In this way, by first eliminating the unpleasantness caused by the direct refusal, and then using (4) to reduce his dissatisfaction, he can naturally accept the "no" situation without any emotional backlash.

This method can be used not only on children, but also on adults.

"I don't want to hear that!"

Encountering someone you dislike who keeps nagging is a waste of time and causes frustration, but most people don't have the courage to put on a stern face and embarrass them. In this situation, simply saying coldly, "I don't want to hear this!" can get rid of their entanglement.

To deal with a difficult salesperson, the following five common excuses for refusing are used: (1) I don't want to hear it. (2) I don't need it. (3) It's too expensive! (4) I can't buy it. (5) I already have one at home.
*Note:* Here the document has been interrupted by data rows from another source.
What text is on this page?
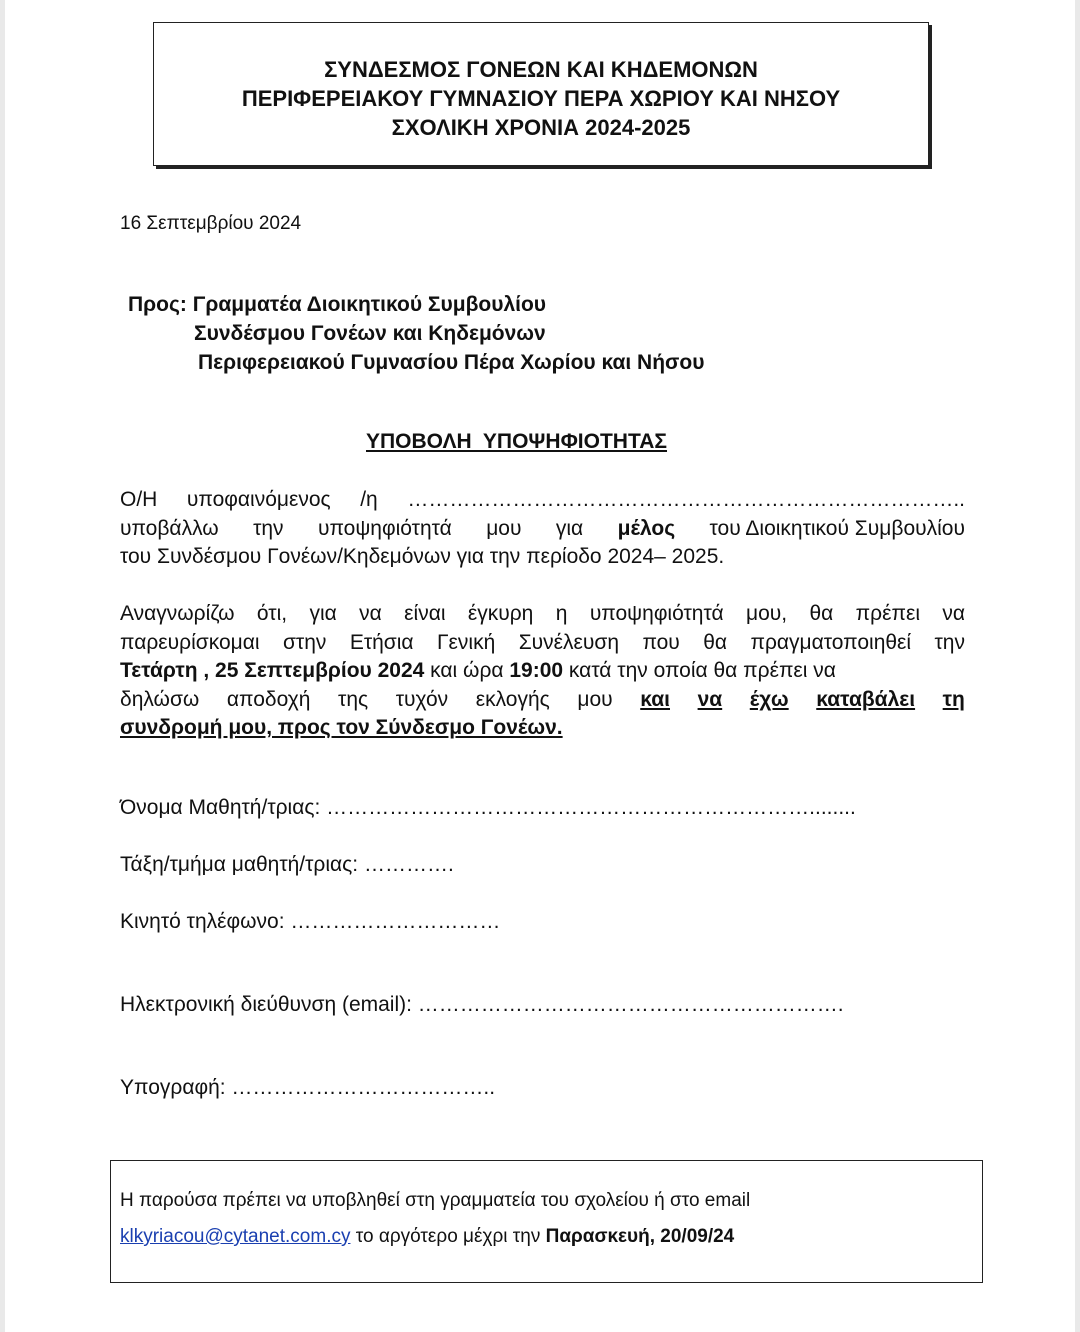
ΣΥΝΔΕΣΜΟΣ ΓΟΝΕΩΝ ΚΑΙ ΚΗΔΕΜΟΝΩΝ
ΠΕΡΙΦΕΡΕΙΑΚΟΥ ΓΥΜΝΑΣΙΟΥ ΠΕΡΑ ΧΩΡΙΟΥ ΚΑΙ ΝΗΣΟΥ
ΣΧΟΛΙΚΗ ΧΡΟΝΙΑ 2024-2025
16 Σεπτεμβρίου 2024
Προς: Γραμματέα Διοικητικού Συμβουλίου
Συνδέσμου Γονέων και Κηδεμόνων
Περιφερειακού Γυμνασίου Πέρα Χωρίου και Νήσου
ΥΠΟΒΟΛΗ  ΥΠΟΨΗΦΙΟΤΗΤΑΣ
Ο/Η υποφαινόμενος /η ……………………………………………………………………..
υποβάλλω την υποψηφιότητά μου για μέλος του Διοικητικού Συμβουλίου
του Συνδέσμου Γονέων/Κηδεμόνων για την περίοδο 2024– 2025.
Αναγνωρίζω ότι, για να είναι έγκυρη η υποψηφιότητά μου, θα πρέπει να
παρευρίσκομαι στην Ετήσια Γενική Συνέλευση που θα πραγματοποιηθεί την
Τετάρτη , 25 Σεπτεμβρίου 2024 και ώρα 19:00 κατά την οποία θα πρέπει να
δηλώσω αποδοχή της τυχόν εκλογής μου και να έχω καταβάλει τη
συνδρομή μου, προς τον Σύνδεσμο Γονέων.
Όνομα Μαθητή/τριας: ……………………………………………………………........
Τάξη/τμήμα μαθητή/τριας: ………….
Κινητό τηλέφωνο: …………………………
Ηλεκτρονική διεύθυνση (email): …………………………………………………….
Υπογραφή: ………………………………..
Η παρούσα πρέπει να υποβληθεί στη γραμματεία του σχολείου ή στο email
klkyriacou@cytanet.com.cy το αργότερο μέχρι την Παρασκευή, 20/09/24
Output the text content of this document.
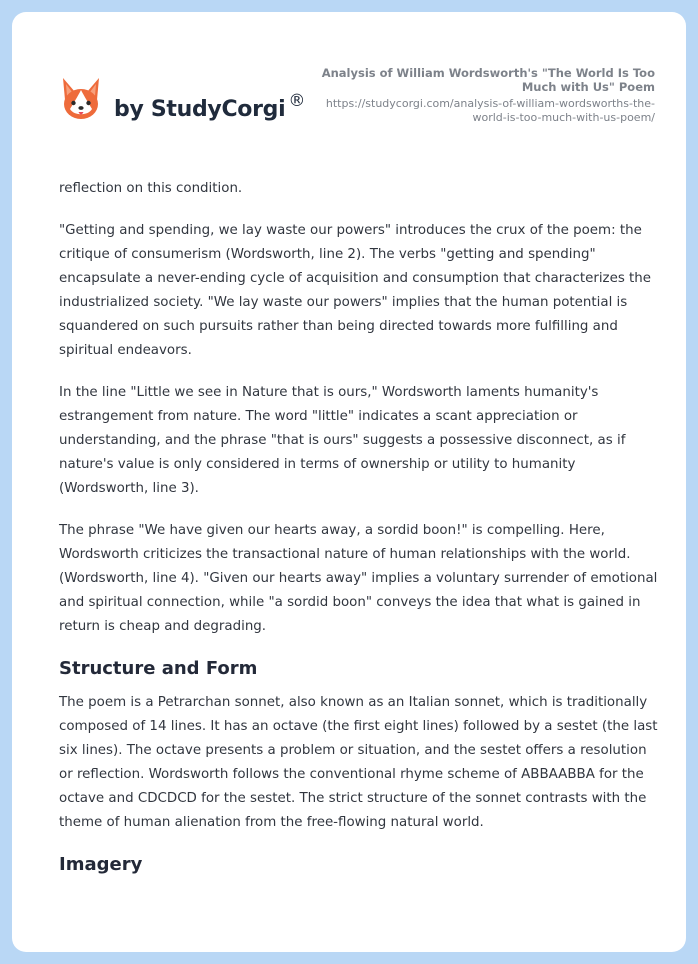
by StudyCorgi ®
Analysis of William Wordsworth's "The World Is Too Much with Us" Poem
https://studycorgi.com/analysis-of-william-wordsworths-the-world-is-too-much-with-us-poem/

reflection on this condition.

"Getting and spending, we lay waste our powers" introduces the crux of the poem: the critique of consumerism (Wordsworth, line 2). The verbs "getting and spending" encapsulate a never-ending cycle of acquisition and consumption that characterizes the industrialized society. "We lay waste our powers" implies that the human potential is squandered on such pursuits rather than being directed towards more fulfilling and spiritual endeavors.

In the line "Little we see in Nature that is ours," Wordsworth laments humanity's estrangement from nature. The word "little" indicates a scant appreciation or understanding, and the phrase "that is ours" suggests a possessive disconnect, as if nature's value is only considered in terms of ownership or utility to humanity (Wordsworth, line 3).

The phrase "We have given our hearts away, a sordid boon!" is compelling. Here, Wordsworth criticizes the transactional nature of human relationships with the world. (Wordsworth, line 4). "Given our hearts away" implies a voluntary surrender of emotional and spiritual connection, while "a sordid boon" conveys the idea that what is gained in return is cheap and degrading.

Structure and Form

The poem is a Petrarchan sonnet, also known as an Italian sonnet, which is traditionally composed of 14 lines. It has an octave (the first eight lines) followed by a sestet (the last six lines). The octave presents a problem or situation, and the sestet offers a resolution or reflection. Wordsworth follows the conventional rhyme scheme of ABBAABBA for the octave and CDCDCD for the sestet. The strict structure of the sonnet contrasts with the theme of human alienation from the free-flowing natural world.

Imagery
Using the five excuses mentioned above to refuse a salesperson's persistent advances has a success rate of 74%, meaning that 3 out of every 4 people will be quickly dismissed. Among them, the most effective is "I don't want to hear it." Because by showing no interest from the start, the salesperson naturally cannot persist.

The above five excuses can also be used in conversation, as in the following examples: (1) Don't say that to me. (2) What you're saying has nothing to do with me. (3) That kind of language is too difficult to understand. (4) Let's talk about it later. (5) I already knew that. However, "Don't say that to me" is still the most effective because your words are blunt and make the other person feel embarrassed.